The U.S. says Russia’s tactics emerged as a major concern in July when Russian fighters dropped flares that damaged U.S. MQ-9 drones carrying out missions in Syria.
After the U.S. released video of the Russian maneuvers and deployed the F-35s, Russia has moderated its tactics and has become less aggressive, Grynkewich claimed.
“They still fly in the airspace, but not directly overhead of our forces, so I welcome that shift in behavior,” Grynkewich said. “The flares being dropped on our MQ-9s, we don’t see that behavior anymore.”
The U.S. military footprint in the region is very modest compared to the years in which Americans were occupying Iraq and Afghanistan. But U.S. air violations over Syria have also been bolstered by coalition partners, including the French and British.
“We are flying together,” Gen. Stéphane Mille, Chief of the French Air and Space Force, told reporters in September.
America’s fellow NATO member Turkey has been pummeling Kurdish groups in northern Syria it blames for a bombing in the capital of Ankara on Oct. 1, in operations that could put American troops at risk.
On the morning of Oct. 5, a Turkish drone struck targets inside a U.S. military-declared restricting operating zone (ROZ), according to the Pentagon. Strikes got within one kilometer of U.S. forces, forcing them to take cover in bunkers.
When a Turkish drone returned to the area roughly four hours later and headed towards U.S. forces, it was shot down by a U.S. F-16 within half a kilometer of U.S.
personnel in an act of self-defense, according to U.S. officials.
On Oct. 6, the Turkish foreign ministry downplayed the episode in a statement, saying its drone “was lost due to different technical assessments in the deconfliction mechanism with third parties.”
Despite the departure of the F-35s, which Grynkewich noted was always planned to be “temporary,” the U.S. is prepared to flex forces to the region.

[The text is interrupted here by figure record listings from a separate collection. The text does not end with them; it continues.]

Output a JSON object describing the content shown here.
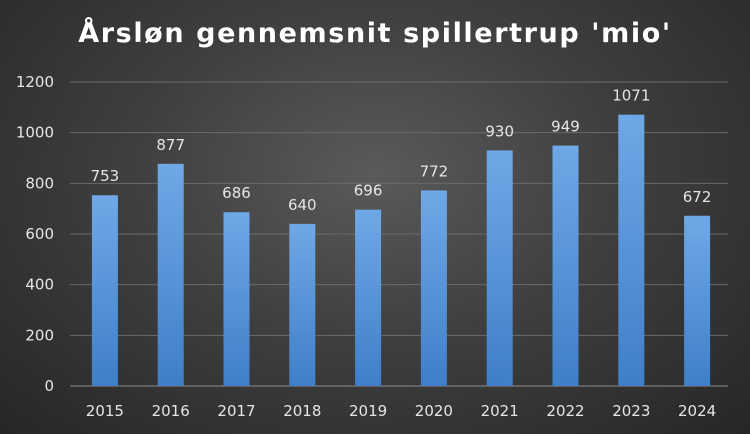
{
  "chart_data": {
    "type": "bar",
    "title": "Årsløn gennemsnit spillertrup 'mio'",
    "categories": [
      "2015",
      "2016",
      "2017",
      "2018",
      "2019",
      "2020",
      "2021",
      "2022",
      "2023",
      "2024"
    ],
    "values": [
      753,
      877,
      686,
      640,
      696,
      772,
      930,
      949,
      1071,
      672
    ],
    "ylim": [
      0,
      1200
    ],
    "yticks": [
      0,
      200,
      400,
      600,
      800,
      1000,
      1200
    ],
    "grid": true,
    "legend": "none",
    "colors": {
      "bar_top": "#6fa8e6",
      "bar_bottom": "#3f7fc8",
      "grid": "#6a6a6a",
      "axis": "#8c8c8c",
      "text": "#e6e6e6"
    }
  }
}
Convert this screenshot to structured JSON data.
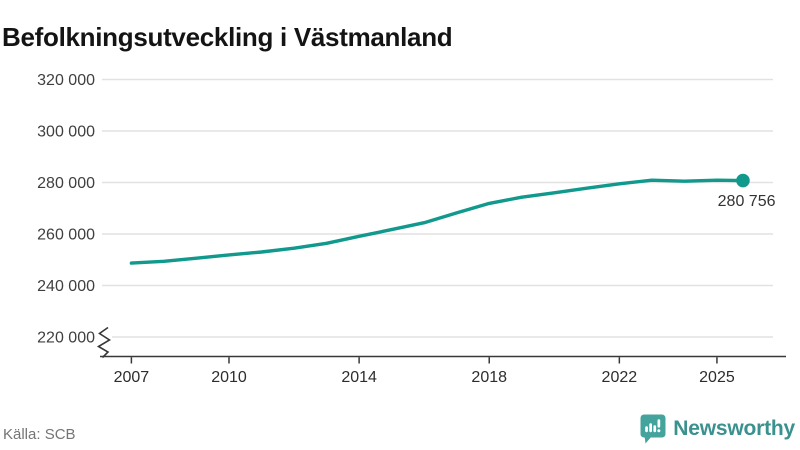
{
  "header": {
    "title": "Befolkningsutveckling i Västmanland"
  },
  "footer": {
    "source": "Källa: SCB",
    "brand": "Newsworthy"
  },
  "chart_data": {
    "type": "line",
    "title": "Befolkningsutveckling i Västmanland",
    "x": [
      2007,
      2008,
      2009,
      2010,
      2011,
      2012,
      2013,
      2014,
      2015,
      2016,
      2017,
      2018,
      2019,
      2020,
      2021,
      2022,
      2023,
      2024,
      2025,
      2025.8
    ],
    "values": [
      248700,
      249400,
      250600,
      251900,
      253000,
      254500,
      256400,
      259100,
      261700,
      264400,
      268200,
      271900,
      274300,
      276000,
      277800,
      279500,
      280900,
      280500,
      280900,
      280756
    ],
    "last_value": 280756,
    "last_value_label": "280 756",
    "xlabel": "",
    "ylabel": "",
    "yticks": [
      220000,
      240000,
      260000,
      280000,
      300000,
      320000
    ],
    "ytick_labels": [
      "220 000",
      "240 000",
      "260 000",
      "280 000",
      "300 000",
      "320 000"
    ],
    "xticks": [
      2007,
      2010,
      2014,
      2018,
      2022,
      2025
    ],
    "xtick_labels": [
      "2007",
      "2010",
      "2014",
      "2018",
      "2022",
      "2025"
    ],
    "ylim": [
      215000,
      326000
    ],
    "xlim": [
      2006,
      2027.1
    ],
    "grid": "horizontal",
    "legend": "none",
    "axis_break": true,
    "line_color": "#10998c",
    "dot_color": "#10998c",
    "gridline_color": "#e2e2e2",
    "axis_color": "#383838",
    "brand_color": "#3a918e",
    "logo_color": "#45a39e"
  }
}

“My view is that deterrence is temporal,” Grynkewich said of Iran. “We’ve surged forces in response to a specific threat. That shows American commitment to the region. It shows that our American strategy has been, with our posture being less than once was, we’ve shown a commitment to bring forces in for either major exercises for assurance purposes or when a threat required it. And we certainly did that in this case.”